- Omadhoo Location in Maldives
- Coordinates: 03°47′27″N 72°57′50″E﻿ / ﻿3.79083°N 72.96389°E
- Country: Maldives
- Administrative atoll: Alif Dhaal Atoll
- Distance to Malé: 73.96 km (45.96 mi)

Dimensions
- • Length: 0.950 km (0.590 mi)
- • Width: 0.300 km (0.186 mi)

Population (2022)
- • Total: 913
- Time zone: UTC+05:00 (MST)

= Omadhoo (Alif Dhaalu Atoll) =

Omadhoo (އޮމަދޫ) is one of the inhabited islands of Alif Dhaal Atoll in the Maldives.

==Geography==
The island is 73.96 km southwest of the country's capital, Malé.

==Demography==

According to the latest census conducted in 2018, the total population of Omadhoo is at 1089 out of which 840 are Maldivians, and above 150 foreigners.

==Governance==
In accordance with the recently passed Decentralization Act of Maldives, Omadhoo is governed by an elected Island Council composed of three councillors. The council is headed by the president of the council. The Island Council reports to the Local Government Authority (LGA).

== Economy ==
As of January 2018 there are nine guest house in Omadhoo. The guest houses provide the island with direct employment, and many other indirect economic benefits to the island. Most guest houses are funded by direct investments by local residents of the island. However, recently there have been investments by businessmen in Male' and elsewhere.

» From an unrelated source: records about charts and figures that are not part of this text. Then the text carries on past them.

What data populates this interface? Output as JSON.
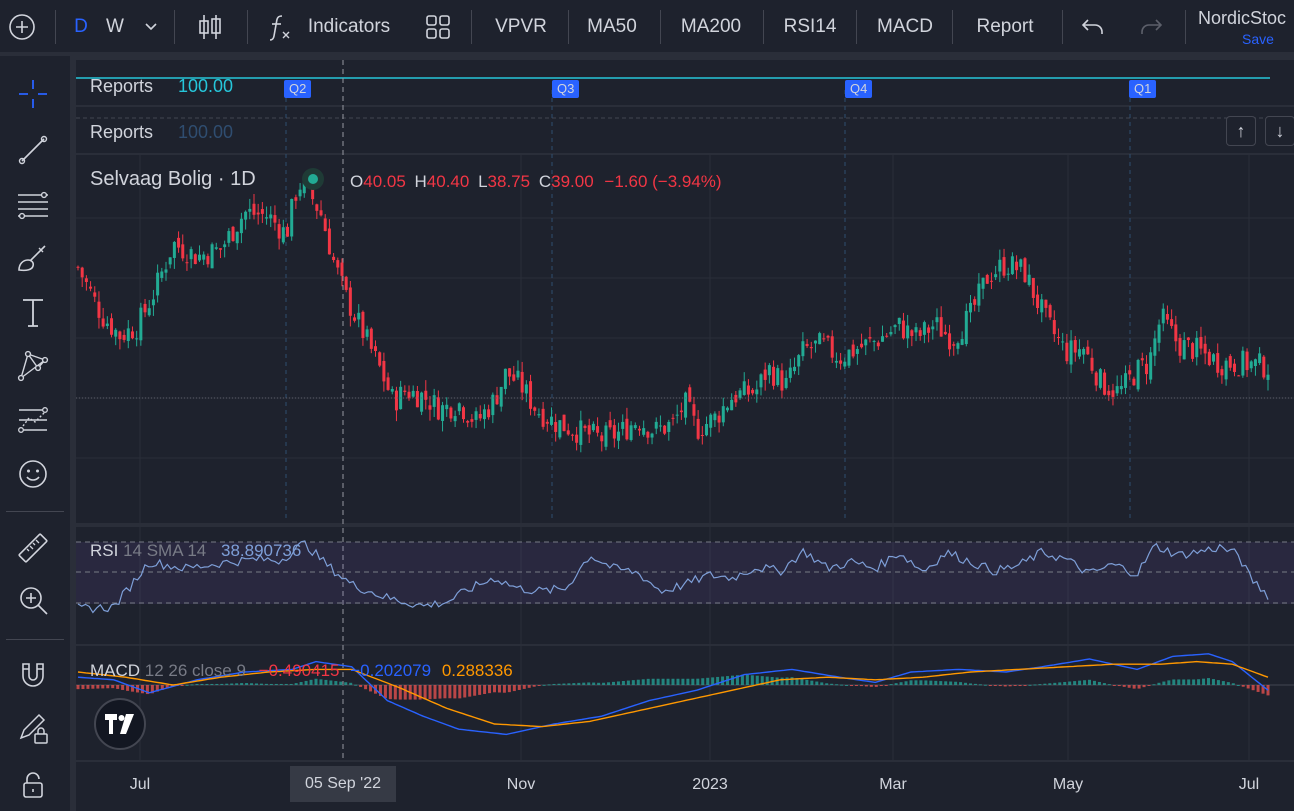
{
  "toolbar": {
    "interval_d": "D",
    "interval_w": "W",
    "indicators_label": "Indicators",
    "quick": [
      "VPVR",
      "MA50",
      "MA200",
      "RSI14",
      "MACD",
      "Report"
    ],
    "layout_name": "NordicStoc",
    "save_label": "Save"
  },
  "reports": {
    "row1_label": "Reports",
    "row1_value": "100.00",
    "row2_label": "Reports",
    "row2_value": "100.00",
    "quarters": [
      "Q2",
      "Q3",
      "Q4",
      "Q1"
    ]
  },
  "symbol": {
    "title": "Selvaag Bolig · 1D",
    "o_label": "O",
    "o_value": "40.05",
    "h_label": "H",
    "h_value": "40.40",
    "l_label": "L",
    "l_value": "38.75",
    "c_label": "C",
    "c_value": "39.00",
    "change": "−1.60 (−3.94%)"
  },
  "rsi": {
    "name": "RSI",
    "params": "14 SMA 14",
    "value": "38.890736"
  },
  "macd": {
    "name": "MACD",
    "params": "12 26 close 9",
    "hist_value": "−0.490415",
    "macd_value": "−0.202079",
    "signal_value": "0.288336"
  },
  "xaxis": {
    "labels": [
      "Jul",
      "Nov",
      "2023",
      "Mar",
      "May",
      "Jul"
    ],
    "crosshair_label": "05 Sep '22"
  },
  "colors": {
    "up": "#22ab94",
    "down": "#f23645",
    "rsi": "#7e9fd8",
    "macd_line": "#2962ff",
    "signal_line": "#ff9800",
    "accent": "#2962ff"
  },
  "chart_data": {
    "type": "candlestick",
    "title": "Selvaag Bolig · 1D",
    "x_range": [
      "2022-06",
      "2023-07"
    ],
    "close_path": [
      [
        0,
        44.2
      ],
      [
        0.02,
        41.6
      ],
      [
        0.035,
        40.5
      ],
      [
        0.05,
        41.0
      ],
      [
        0.065,
        43.0
      ],
      [
        0.08,
        45.5
      ],
      [
        0.1,
        44.8
      ],
      [
        0.12,
        45.2
      ],
      [
        0.14,
        47.2
      ],
      [
        0.16,
        47.0
      ],
      [
        0.175,
        46.0
      ],
      [
        0.185,
        48.8
      ],
      [
        0.195,
        48.2
      ],
      [
        0.205,
        47.0
      ],
      [
        0.215,
        44.5
      ],
      [
        0.225,
        42.6
      ],
      [
        0.24,
        40.6
      ],
      [
        0.255,
        38.5
      ],
      [
        0.265,
        36.9
      ],
      [
        0.275,
        37.5
      ],
      [
        0.29,
        37.2
      ],
      [
        0.305,
        36.5
      ],
      [
        0.32,
        36.8
      ],
      [
        0.335,
        35.8
      ],
      [
        0.35,
        37.0
      ],
      [
        0.36,
        38.5
      ],
      [
        0.372,
        37.8
      ],
      [
        0.385,
        36.5
      ],
      [
        0.4,
        35.8
      ],
      [
        0.42,
        35.3
      ],
      [
        0.44,
        34.9
      ],
      [
        0.455,
        35.2
      ],
      [
        0.47,
        35.9
      ],
      [
        0.485,
        35.3
      ],
      [
        0.5,
        35.7
      ],
      [
        0.51,
        36.8
      ],
      [
        0.52,
        35.4
      ],
      [
        0.535,
        36.0
      ],
      [
        0.55,
        37.2
      ],
      [
        0.57,
        37.5
      ],
      [
        0.58,
        38.7
      ],
      [
        0.595,
        37.8
      ],
      [
        0.61,
        39.7
      ],
      [
        0.625,
        40.0
      ],
      [
        0.64,
        39.3
      ],
      [
        0.655,
        39.8
      ],
      [
        0.67,
        40.2
      ],
      [
        0.69,
        41.0
      ],
      [
        0.705,
        40.4
      ],
      [
        0.72,
        41.1
      ],
      [
        0.735,
        40.3
      ],
      [
        0.75,
        41.6
      ],
      [
        0.765,
        43.8
      ],
      [
        0.78,
        44.4
      ],
      [
        0.795,
        44.0
      ],
      [
        0.805,
        42.5
      ],
      [
        0.815,
        41.1
      ],
      [
        0.83,
        39.6
      ],
      [
        0.845,
        39.8
      ],
      [
        0.86,
        37.9
      ],
      [
        0.875,
        37.4
      ],
      [
        0.89,
        38.6
      ],
      [
        0.9,
        39.0
      ],
      [
        0.91,
        41.5
      ],
      [
        0.925,
        40.0
      ],
      [
        0.94,
        39.7
      ],
      [
        0.96,
        39.0
      ],
      [
        0.98,
        39.0
      ],
      [
        1.0,
        38.8
      ]
    ],
    "y_range_visible": [
      34.0,
      49.5
    ],
    "rsi_path": [
      [
        0,
        30
      ],
      [
        0.03,
        31
      ],
      [
        0.06,
        65
      ],
      [
        0.09,
        60
      ],
      [
        0.12,
        64
      ],
      [
        0.15,
        67
      ],
      [
        0.17,
        66
      ],
      [
        0.19,
        79
      ],
      [
        0.21,
        62
      ],
      [
        0.23,
        48
      ],
      [
        0.26,
        38
      ],
      [
        0.29,
        32
      ],
      [
        0.31,
        35
      ],
      [
        0.33,
        45
      ],
      [
        0.35,
        53
      ],
      [
        0.37,
        45
      ],
      [
        0.39,
        43
      ],
      [
        0.41,
        45
      ],
      [
        0.43,
        70
      ],
      [
        0.45,
        60
      ],
      [
        0.47,
        57
      ],
      [
        0.49,
        43
      ],
      [
        0.51,
        48
      ],
      [
        0.53,
        55
      ],
      [
        0.55,
        53
      ],
      [
        0.57,
        61
      ],
      [
        0.59,
        58
      ],
      [
        0.61,
        73
      ],
      [
        0.63,
        60
      ],
      [
        0.65,
        65
      ],
      [
        0.67,
        60
      ],
      [
        0.69,
        72
      ],
      [
        0.71,
        58
      ],
      [
        0.73,
        72
      ],
      [
        0.75,
        65
      ],
      [
        0.77,
        58
      ],
      [
        0.79,
        62
      ],
      [
        0.81,
        72
      ],
      [
        0.83,
        67
      ],
      [
        0.85,
        56
      ],
      [
        0.87,
        63
      ],
      [
        0.89,
        56
      ],
      [
        0.905,
        77
      ],
      [
        0.925,
        70
      ],
      [
        0.945,
        73
      ],
      [
        0.96,
        76
      ],
      [
        0.975,
        70
      ],
      [
        0.985,
        53
      ],
      [
        1.0,
        40
      ]
    ],
    "macd_path": [
      [
        0,
        0.3
      ],
      [
        0.03,
        0.2
      ],
      [
        0.06,
        -0.3
      ],
      [
        0.1,
        0.2
      ],
      [
        0.14,
        0.5
      ],
      [
        0.18,
        0.6
      ],
      [
        0.2,
        0.9
      ],
      [
        0.23,
        0.7
      ],
      [
        0.26,
        -0.6
      ],
      [
        0.29,
        -1.2
      ],
      [
        0.32,
        -1.7
      ],
      [
        0.36,
        -1.9
      ],
      [
        0.4,
        -1.5
      ],
      [
        0.44,
        -1.2
      ],
      [
        0.48,
        -0.6
      ],
      [
        0.52,
        -0.2
      ],
      [
        0.56,
        0.4
      ],
      [
        0.6,
        0.6
      ],
      [
        0.64,
        0.3
      ],
      [
        0.67,
        0.1
      ],
      [
        0.7,
        0.5
      ],
      [
        0.74,
        0.6
      ],
      [
        0.78,
        0.5
      ],
      [
        0.81,
        0.7
      ],
      [
        0.85,
        1.0
      ],
      [
        0.89,
        0.6
      ],
      [
        0.92,
        1.1
      ],
      [
        0.95,
        1.2
      ],
      [
        0.97,
        0.9
      ],
      [
        1.0,
        -0.2
      ]
    ],
    "signal_path": [
      [
        0,
        0.5
      ],
      [
        0.04,
        0.3
      ],
      [
        0.08,
        0.0
      ],
      [
        0.12,
        0.3
      ],
      [
        0.16,
        0.5
      ],
      [
        0.2,
        0.6
      ],
      [
        0.23,
        0.6
      ],
      [
        0.27,
        -0.1
      ],
      [
        0.31,
        -0.9
      ],
      [
        0.35,
        -1.5
      ],
      [
        0.39,
        -1.6
      ],
      [
        0.43,
        -1.4
      ],
      [
        0.47,
        -1.0
      ],
      [
        0.51,
        -0.6
      ],
      [
        0.55,
        -0.2
      ],
      [
        0.59,
        0.2
      ],
      [
        0.63,
        0.3
      ],
      [
        0.67,
        0.2
      ],
      [
        0.71,
        0.3
      ],
      [
        0.75,
        0.5
      ],
      [
        0.79,
        0.6
      ],
      [
        0.83,
        0.7
      ],
      [
        0.87,
        0.8
      ],
      [
        0.91,
        0.8
      ],
      [
        0.94,
        0.9
      ],
      [
        0.97,
        0.8
      ],
      [
        1.0,
        0.3
      ]
    ]
  }
}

Guest houses provide various excursions, including: whale shark watching, manta rays, off island snorkeling, fishing, scuba diving, sand bank and picnic island visiting (including overnight staying).

==Education==
Omadhoo is served by combined one preschool and one primary/secondary school, Omadhoo School.

== Transport ==
Omadhoo is connected by ferry service from Malé. Some private companies provide scheduled speedboat service.